Sri Mulyani mengatakan, APBN sebagai instrumen fiskal pun harus bekerja keras sebagai countercyclical dan harus mengalami defisit yang tinggi, sebesar 6,1 persen dari PDB pada 2021.
Pertumbuhan ekonomi Indonesia pada 2020 pun mengalami kontraksi sebesar -2,1 persen. Namun, imbuhnya, kontraksi yang dialami Indonesia masih lebih kecil jika dibandingkan dengan negara-negara Asean atau negara G20.
“Defisit APBN kita lebih kecil meski sudah meningkat di 6 persen. Kita bandingkan seperti India sampai 13 persen, Filipina 8,1 persen, Malaysia 6,5 persen,” papar Sri Mulyani.
Meski negara-negara ini dengan defisit APBN untuk melakukan countercyclical, Sri Mulyani menekankan mereka dihadapkan dengan kontraksi ekonomi yang jauh lebih dalam.

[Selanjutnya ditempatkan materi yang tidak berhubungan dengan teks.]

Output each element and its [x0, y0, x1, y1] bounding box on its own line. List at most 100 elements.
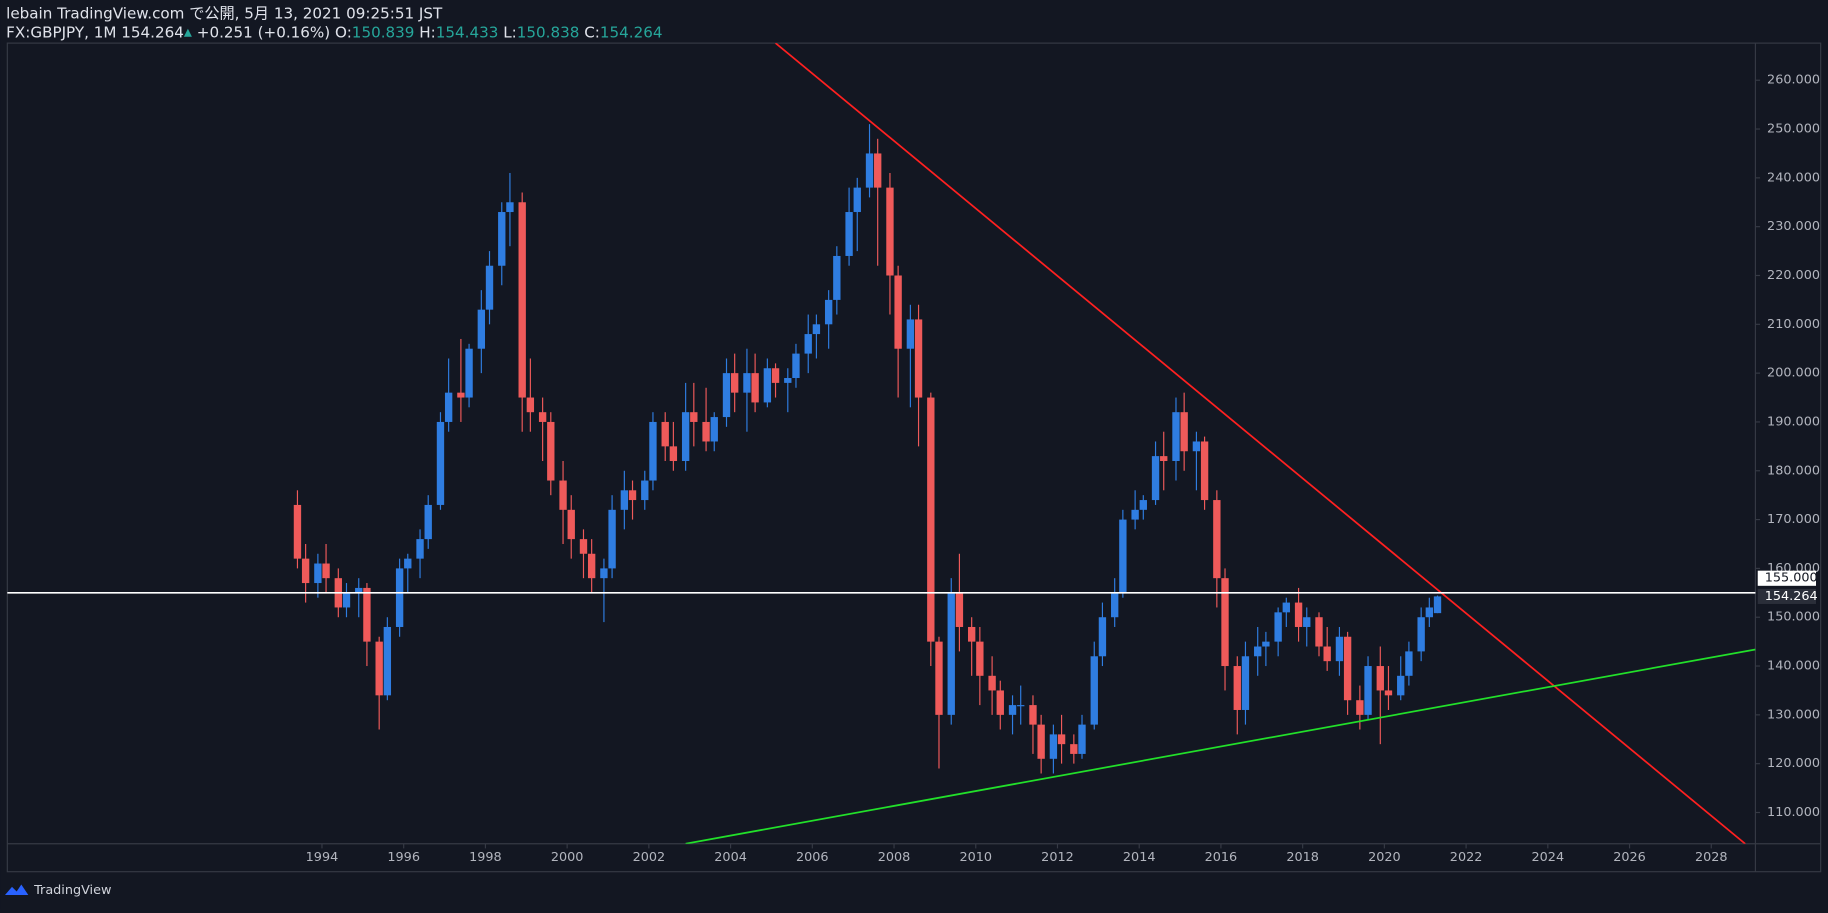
x-tick-label: 2004	[714, 850, 747, 865]
x-tick-label: 2020	[1368, 850, 1401, 865]
candle-body	[906, 319, 915, 349]
trend-line	[685, 648, 1756, 844]
candle-body	[955, 592, 964, 627]
candle-body	[498, 212, 506, 266]
candle-body	[567, 509, 575, 540]
candle-body	[1335, 636, 1344, 662]
candle-body	[1397, 675, 1405, 696]
x-tick-label: 1994	[306, 850, 339, 865]
candle-body	[1180, 412, 1188, 452]
candle-body	[1213, 500, 1221, 579]
candle-body	[485, 265, 494, 310]
x-tick-label: 2000	[551, 850, 584, 865]
candle-body	[988, 675, 996, 691]
candle-body	[967, 626, 976, 642]
candle-body	[751, 373, 759, 403]
candle-body	[1070, 744, 1078, 754]
candle-body	[547, 421, 555, 481]
y-tick-label: 190.000	[1767, 414, 1820, 429]
x-tick-label: 2024	[1532, 850, 1565, 865]
candle-body	[661, 421, 669, 447]
candle-body	[845, 212, 853, 256]
candle-body	[947, 592, 955, 715]
ohlc-label: L:	[503, 23, 517, 41]
y-tick-label: 180.000	[1767, 463, 1820, 478]
ohlc-label: O:	[335, 23, 352, 41]
candle-body	[355, 587, 363, 593]
y-tick-label: 170.000	[1767, 512, 1820, 527]
trend-line	[774, 43, 1746, 844]
candle-body	[1160, 456, 1168, 462]
candle-body	[416, 539, 424, 559]
candle-body	[1384, 690, 1393, 696]
y-tick-label: 250.000	[1767, 122, 1820, 137]
candle-body	[1262, 641, 1270, 647]
candle-body	[314, 563, 322, 584]
candle-body	[976, 641, 984, 676]
brand-logo	[5, 884, 29, 896]
x-tick-label: 2022	[1450, 850, 1483, 865]
candle-body	[927, 397, 935, 642]
candle-body	[669, 446, 678, 462]
change: +0.251 (+0.16%)	[197, 23, 330, 41]
candle-body	[518, 202, 526, 398]
x-tick-label: 2016	[1205, 850, 1238, 865]
publish-info: lebain TradingView.com で公開, 5月 13, 2021 …	[6, 4, 443, 22]
ohlc-value: 154.433	[436, 23, 499, 41]
candle-body	[1098, 617, 1107, 657]
candle-body	[600, 568, 608, 579]
candle-body	[1425, 607, 1434, 618]
candle-body	[1241, 656, 1250, 710]
candle-body	[342, 592, 351, 608]
candle-body	[1323, 646, 1331, 662]
candle-body	[1405, 651, 1413, 676]
x-tick-label: 2008	[878, 850, 911, 865]
candle-body	[1119, 519, 1127, 593]
hline-label: 155.000	[1765, 571, 1818, 586]
candle-body	[1254, 646, 1262, 657]
candle-body	[559, 480, 567, 510]
candle-body	[1376, 666, 1384, 691]
candle-body	[395, 568, 404, 627]
candle-body	[1049, 734, 1058, 759]
candle-body	[363, 587, 371, 642]
candle-body	[1078, 724, 1086, 754]
brand: TradingView	[33, 883, 111, 898]
x-tick-label: 1998	[469, 850, 502, 865]
candle-body	[293, 504, 302, 559]
candle-body	[301, 558, 310, 584]
candle-body	[1294, 602, 1303, 627]
ohlc-value: 154.264	[600, 23, 663, 41]
candle-body	[824, 299, 833, 325]
y-tick-label: 240.000	[1767, 170, 1820, 185]
x-tick-label: 2010	[959, 850, 992, 865]
candle-body	[1029, 705, 1037, 725]
candle-body	[649, 421, 657, 481]
candle-body	[579, 539, 588, 554]
last-price: 154.264	[121, 23, 184, 41]
candle-body	[710, 417, 718, 442]
y-tick-label: 150.000	[1767, 610, 1820, 625]
candle-body	[506, 202, 514, 213]
x-tick-label: 2018	[1286, 850, 1319, 865]
candle-body	[792, 353, 800, 379]
candle-body	[833, 255, 841, 300]
candle-body	[812, 324, 821, 335]
candle-body	[874, 153, 882, 188]
candle-body	[538, 412, 547, 422]
y-tick-label: 230.000	[1767, 219, 1820, 234]
candle-body	[620, 490, 629, 510]
hline-label-box	[1757, 570, 1817, 586]
candle-body	[1151, 456, 1160, 501]
candle-body	[526, 397, 535, 413]
candle-body	[763, 368, 772, 403]
x-tick-label: 1996	[387, 850, 420, 865]
candle-body	[404, 558, 412, 569]
ohlc-label: H:	[419, 23, 436, 41]
candle-body	[587, 553, 596, 579]
candle-body	[935, 641, 943, 715]
candle-body	[681, 412, 690, 462]
candle-body	[322, 563, 330, 579]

“Artinya mereka menggunakan anggaran yang lebih besar tapi kontraksinya sangat parah,” jelasnya.
Sri Mulyani mengatakan, capaian tersebut patut disyukuri, namun seluruh masyarakat masih harus tetap waspada karena pandemi Covid-10 masih belum reda meski program vaksinasi pun telah berlangsung.
“Indonesia masih harus menjaga kewaspadaan karena Covid-19 masih menjangkit. Meski saat ini ada harapan dengan adanya vaksinasi, namun perkembangan Covid-19 dengan adanya strain yang baru harus diwaspadai,” tuturnya.
Dia melanjutkan, kebijakan ekonomi yang dilakukan pemerintah tidak hanya dari sisi fiskal, yaitu APBN, tetapi juga bekerja sama dengan instrumen lainnya, termasuk kebijakan moneter dan sektor keuangan.
“Kami bekerja sama dengan lembaga seperti Bank Indonesia dan Otoritas Jasa Keuangan untuk menjaga stabilitas sektor keuangan, bersungguh-sungguh bersama ingin memulihkan ekonomi,” jelasnya.